Background: This study aimed to evaluate the clinical efficacy and safety of combining a programmed cell death protein 1 (PD-1) inhibitor with a poly(ADP-ribose) polymerase inhibitor (PARPi) in patients with metastatic castration-resistant prostate cancer (mCRPC) who progressed after multiple lines of treatment, from a real-world perspective.

Materials and methods: This open-label, single-arm, prospective study enrolled patients with mCRPC who had experienced disease progression after docetaxel and at least 2 lines of next-generation hormonal agents to receive camrelizumab (PD-1 inhibitor) and fluzoparib (PARPi). The primary endpoints were radiographic progression-free survival and overall survival (OS), and the secondary endpoints were prostate-specific antigen progression-free survival and safety.

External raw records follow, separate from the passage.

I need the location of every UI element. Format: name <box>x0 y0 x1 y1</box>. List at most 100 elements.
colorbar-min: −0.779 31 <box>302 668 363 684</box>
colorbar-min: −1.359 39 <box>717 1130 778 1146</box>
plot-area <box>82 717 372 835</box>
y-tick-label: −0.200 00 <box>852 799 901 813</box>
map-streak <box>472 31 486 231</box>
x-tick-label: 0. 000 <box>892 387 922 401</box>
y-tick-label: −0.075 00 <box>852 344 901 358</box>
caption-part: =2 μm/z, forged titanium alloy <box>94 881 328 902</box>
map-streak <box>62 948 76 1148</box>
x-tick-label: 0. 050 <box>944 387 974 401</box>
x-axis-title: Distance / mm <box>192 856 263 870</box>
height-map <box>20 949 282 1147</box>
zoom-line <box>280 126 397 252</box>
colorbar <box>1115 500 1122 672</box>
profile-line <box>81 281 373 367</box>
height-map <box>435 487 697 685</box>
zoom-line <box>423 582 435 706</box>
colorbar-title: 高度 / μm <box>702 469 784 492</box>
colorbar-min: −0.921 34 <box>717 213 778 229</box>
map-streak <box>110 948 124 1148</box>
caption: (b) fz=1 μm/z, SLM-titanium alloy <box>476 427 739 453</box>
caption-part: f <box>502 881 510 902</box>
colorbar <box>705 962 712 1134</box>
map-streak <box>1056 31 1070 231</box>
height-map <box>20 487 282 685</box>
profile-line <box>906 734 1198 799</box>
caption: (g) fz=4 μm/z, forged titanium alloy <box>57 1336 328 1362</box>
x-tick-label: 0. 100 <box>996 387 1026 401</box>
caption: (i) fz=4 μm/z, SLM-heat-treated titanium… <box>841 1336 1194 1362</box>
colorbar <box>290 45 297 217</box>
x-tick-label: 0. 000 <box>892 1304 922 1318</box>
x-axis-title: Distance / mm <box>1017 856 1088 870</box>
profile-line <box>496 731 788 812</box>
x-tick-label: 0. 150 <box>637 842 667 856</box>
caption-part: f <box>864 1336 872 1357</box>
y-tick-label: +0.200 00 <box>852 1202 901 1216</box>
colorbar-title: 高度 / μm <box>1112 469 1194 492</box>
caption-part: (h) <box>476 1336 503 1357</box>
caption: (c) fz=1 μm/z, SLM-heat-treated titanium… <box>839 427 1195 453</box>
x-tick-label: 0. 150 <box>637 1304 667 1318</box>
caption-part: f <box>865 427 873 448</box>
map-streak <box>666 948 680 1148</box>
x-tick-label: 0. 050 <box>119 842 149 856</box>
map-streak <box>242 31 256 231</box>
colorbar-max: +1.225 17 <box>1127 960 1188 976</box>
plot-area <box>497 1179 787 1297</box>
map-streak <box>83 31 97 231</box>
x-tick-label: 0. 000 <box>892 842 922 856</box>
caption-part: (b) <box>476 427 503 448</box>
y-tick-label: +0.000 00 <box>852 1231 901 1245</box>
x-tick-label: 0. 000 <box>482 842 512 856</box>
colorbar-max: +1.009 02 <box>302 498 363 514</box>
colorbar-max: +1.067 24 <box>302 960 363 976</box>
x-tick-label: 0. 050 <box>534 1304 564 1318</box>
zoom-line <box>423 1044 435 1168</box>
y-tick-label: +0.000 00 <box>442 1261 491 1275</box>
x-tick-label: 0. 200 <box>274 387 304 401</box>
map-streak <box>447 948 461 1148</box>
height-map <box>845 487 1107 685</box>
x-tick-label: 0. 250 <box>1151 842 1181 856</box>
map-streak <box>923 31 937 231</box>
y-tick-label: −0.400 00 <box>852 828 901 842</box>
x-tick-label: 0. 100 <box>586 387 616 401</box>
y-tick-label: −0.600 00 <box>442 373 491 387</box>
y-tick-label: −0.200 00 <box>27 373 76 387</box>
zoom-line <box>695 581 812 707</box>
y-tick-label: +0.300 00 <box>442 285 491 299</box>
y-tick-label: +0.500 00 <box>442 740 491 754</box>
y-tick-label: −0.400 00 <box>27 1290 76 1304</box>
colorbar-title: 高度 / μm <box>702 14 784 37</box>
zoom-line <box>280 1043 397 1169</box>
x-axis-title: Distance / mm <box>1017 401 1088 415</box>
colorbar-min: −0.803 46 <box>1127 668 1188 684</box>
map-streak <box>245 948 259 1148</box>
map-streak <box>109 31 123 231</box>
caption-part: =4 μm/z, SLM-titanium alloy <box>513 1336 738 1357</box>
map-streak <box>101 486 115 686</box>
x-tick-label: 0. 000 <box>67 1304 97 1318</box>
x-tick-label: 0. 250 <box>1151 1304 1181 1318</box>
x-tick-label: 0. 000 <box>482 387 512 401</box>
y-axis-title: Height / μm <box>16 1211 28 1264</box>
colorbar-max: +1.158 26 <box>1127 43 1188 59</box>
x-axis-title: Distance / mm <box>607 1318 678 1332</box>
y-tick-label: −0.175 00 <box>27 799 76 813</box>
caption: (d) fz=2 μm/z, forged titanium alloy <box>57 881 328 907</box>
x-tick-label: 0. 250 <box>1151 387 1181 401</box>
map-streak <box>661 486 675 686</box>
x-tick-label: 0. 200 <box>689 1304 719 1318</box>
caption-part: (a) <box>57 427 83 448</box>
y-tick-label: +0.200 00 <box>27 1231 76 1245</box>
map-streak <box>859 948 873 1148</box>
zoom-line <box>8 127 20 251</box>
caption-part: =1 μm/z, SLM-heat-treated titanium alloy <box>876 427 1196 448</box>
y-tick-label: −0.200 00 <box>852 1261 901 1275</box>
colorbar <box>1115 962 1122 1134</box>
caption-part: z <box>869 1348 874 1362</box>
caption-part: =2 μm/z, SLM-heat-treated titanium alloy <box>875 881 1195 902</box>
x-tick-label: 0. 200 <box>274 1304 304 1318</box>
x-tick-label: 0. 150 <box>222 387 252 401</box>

Results: Eight patients with mCRPC who met the inclusion criteria were enrolled. The results showed that the median radiographic progression-free survival was 5.1 months, the median OS was 8.1 months, and the median prostate-specific antigen progression-free survival was 3.1 months. Safety analysis revealed that 87.5% of the patients experienced one or more treatment-related adverse events (AEs), with 37.5% reporting grade 3 or higher treatment-related AEs. None of the patients discontinued treatment because of treatment-related AEs.

Conclusions: This real-world study demonstrated that the combination of a PD-1 inhibitor and PARPi exhibited sustained antitumor activity with an acceptable safety profile in the fourth-line treatment of patients with mCRPC.